The invitation had hardly left his lips and Gladio was upon him, his kisses claimant with the desperation of one who knew that every moment measured by a heart’s beat was precious and never promised. In a second, he could change his mind, remember the hesitation he’d espoused when Gladio had first confessed his feelings, an admission rendered inert as Ignis had laid a hand on his heart and solemnly intoned a simple and unelucidated “Don’t.”
But there was no hesitation in the way their lips met, like two halves always meant to be a whole, or the pass of his slender fingers through the thick of Gladio’s dark hair. And still Gladio pulled back, his forehead pressed to Ignis’s temple as he panted against his jaw. “Are you sure?” he asked, his fingers clamping over Ignis’s in a silent plea not to let go. “I want to be sure you’re sure.”
Ignis pressed a kiss to the point of his jaw, just below his ear. “As sure as you are,” he replied, and Gladio let out a strangled sigh like relief, his kisses renewing their ardent offensive.
“I’m going to love you too much,” Gladio sighed into the hollow of his throat, his lips tracing a line of kisses along the jut of his collarbone, over the lithe fabric of his shirt. “I know I will.”

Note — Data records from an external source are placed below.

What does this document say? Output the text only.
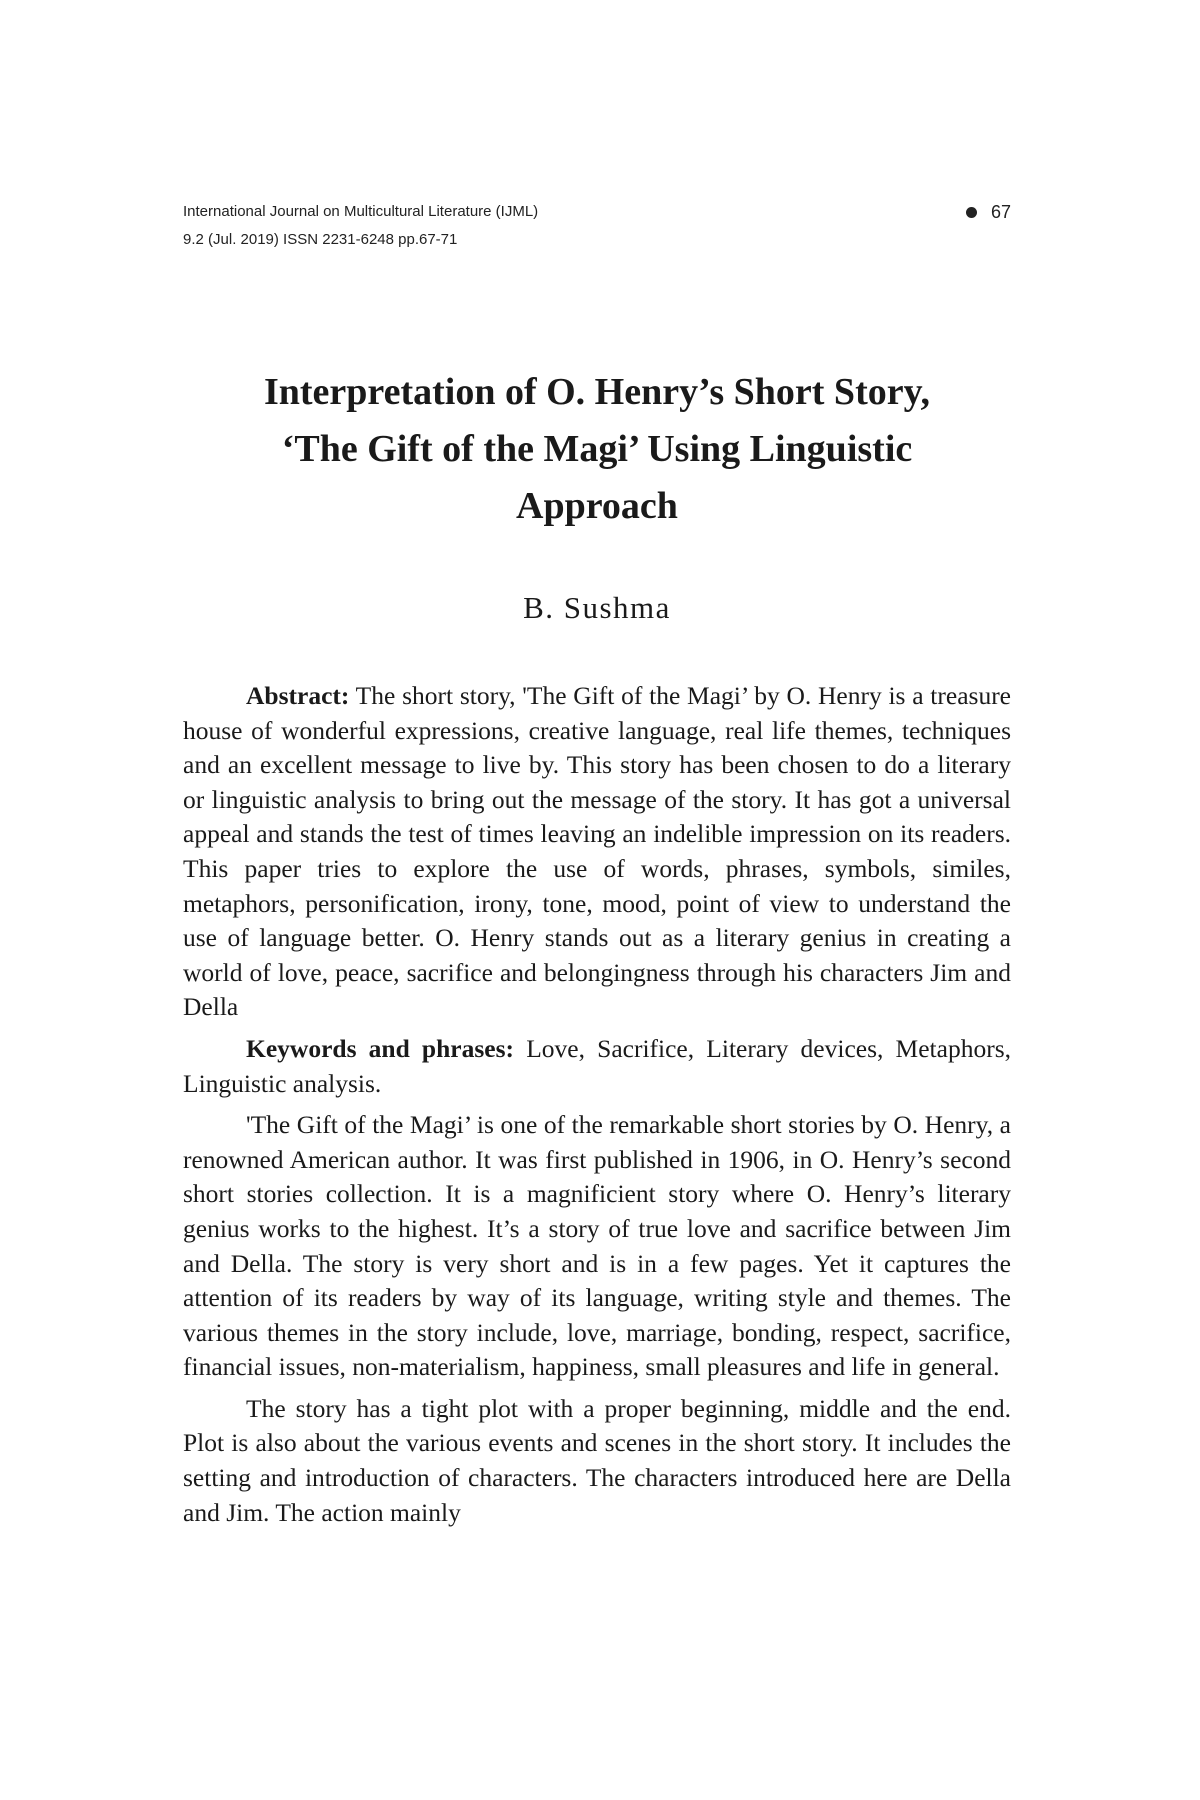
International Journal on Multicultural Literature (IJML)
9.2 (Jul. 2019) ISSN 2231-6248 pp.67-71
67
Interpretation of O. Henry’s Short Story,
‘The Gift of the Magi’ Using Linguistic
Approach

B. Sushma

Abstract: The short story, 'The Gift of the Magi’ by O. Henry is a treasure house of wonderful expressions, creative language, real life themes, techniques and an excellent message to live by. This story has been chosen to do a literary or linguistic analysis to bring out the message of the story. It has got a universal appeal and stands the test of times leaving an indelible impression on its readers. This paper tries to explore the use of words, phrases, symbols, similes, metaphors, personification, irony, tone, mood, point of view to understand the use of language better. O. Henry stands out as a literary genius in creating a world of love, peace, sacrifice and belongingness through his characters Jim and Della

Keywords and phrases: Love, Sacrifice, Literary devices, Metaphors, Linguistic analysis.

'The Gift of the Magi’ is one of the remarkable short stories by O. Henry, a renowned American author. It was first published in 1906, in O. Henry’s second short stories collection. It is a magnificient story where O. Henry’s literary genius works to the highest. It’s a story of true love and sacrifice between Jim and Della. The story is very short and is in a few pages. Yet it captures the attention of its readers by way of its language, writing style and themes. The various themes in the story include, love, marriage, bonding, respect, sacrifice, financial issues, non-materialism, happiness, small pleasures and life in general.

The story has a tight plot with a proper beginning, middle and the end. Plot is also about the various events and scenes in the short story. It includes the setting and introduction of characters. The characters introduced here are Della and Jim. The action mainly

Ignis’s head tipped back to bear his neck to him in silent invitation. “You’ll love me surely and honestly,” Ignis predicted, his voice soft with the tender earnestness of his assurance. “As surely as the conviction that spurred you to wear your heart … quite literally on your sleeves. I know you too well to doubt that you mean things with no less than your full heart. And I want you to know that I welcome this … progression … with no less certainty than you.” His arms encircled his shoulders, pulling him yet closer, until their chests abutted, two heartbeats hammering a syncopated rhythm that soon fell in step with each other in a symbiosis that felt as natural as breathing. “I’ll love you, too. Wait for me until then.”
Gladio said nothing, only nodded his understanding, his teeth sinking into the breadth of Ignis’s shoulder, as he marked the first of a constellation he’d leave that night. “Don’t promise what you don’t have control over,” he implored, half dizzy at the familiar fraicheur of citron and vetiver that scented Ignis’s skin. “This is enough. For the rest of my life, this much would be enough. We’ll take it slow. We’ll take our time. I’m not asking for anything more than that.”
“Very well,” Ignis agreed, with something like relief spreading through his chest, like a weight freed. “I’ll agree to that much. But there’s a prescience in my bones I can’t deny. I’m going to fall in love with you. There’s no helping that. You’ve left me little choice, you see. And I no longer have the will or desire to deny that.”
He felt Gladio limpen, all of a sudden accosted with the full weight of him nearly crushing him whole, but only for a moment until he remembered himself. “Then I’ll look forward to watching you fall,” he laughed, falling back upon the opposite arm of the sofa and pulling ignis atop him. For safety’s sake.
“As I have,” Ignis rejoined, his lips sucking a mark into the soft flesh beneath the hard line of his jaw. “There. We’re even now.”
“Not yet,” Gladio corrected lightly, his hands wandering boldly up the lengths of his slender thighs. “But we will be.”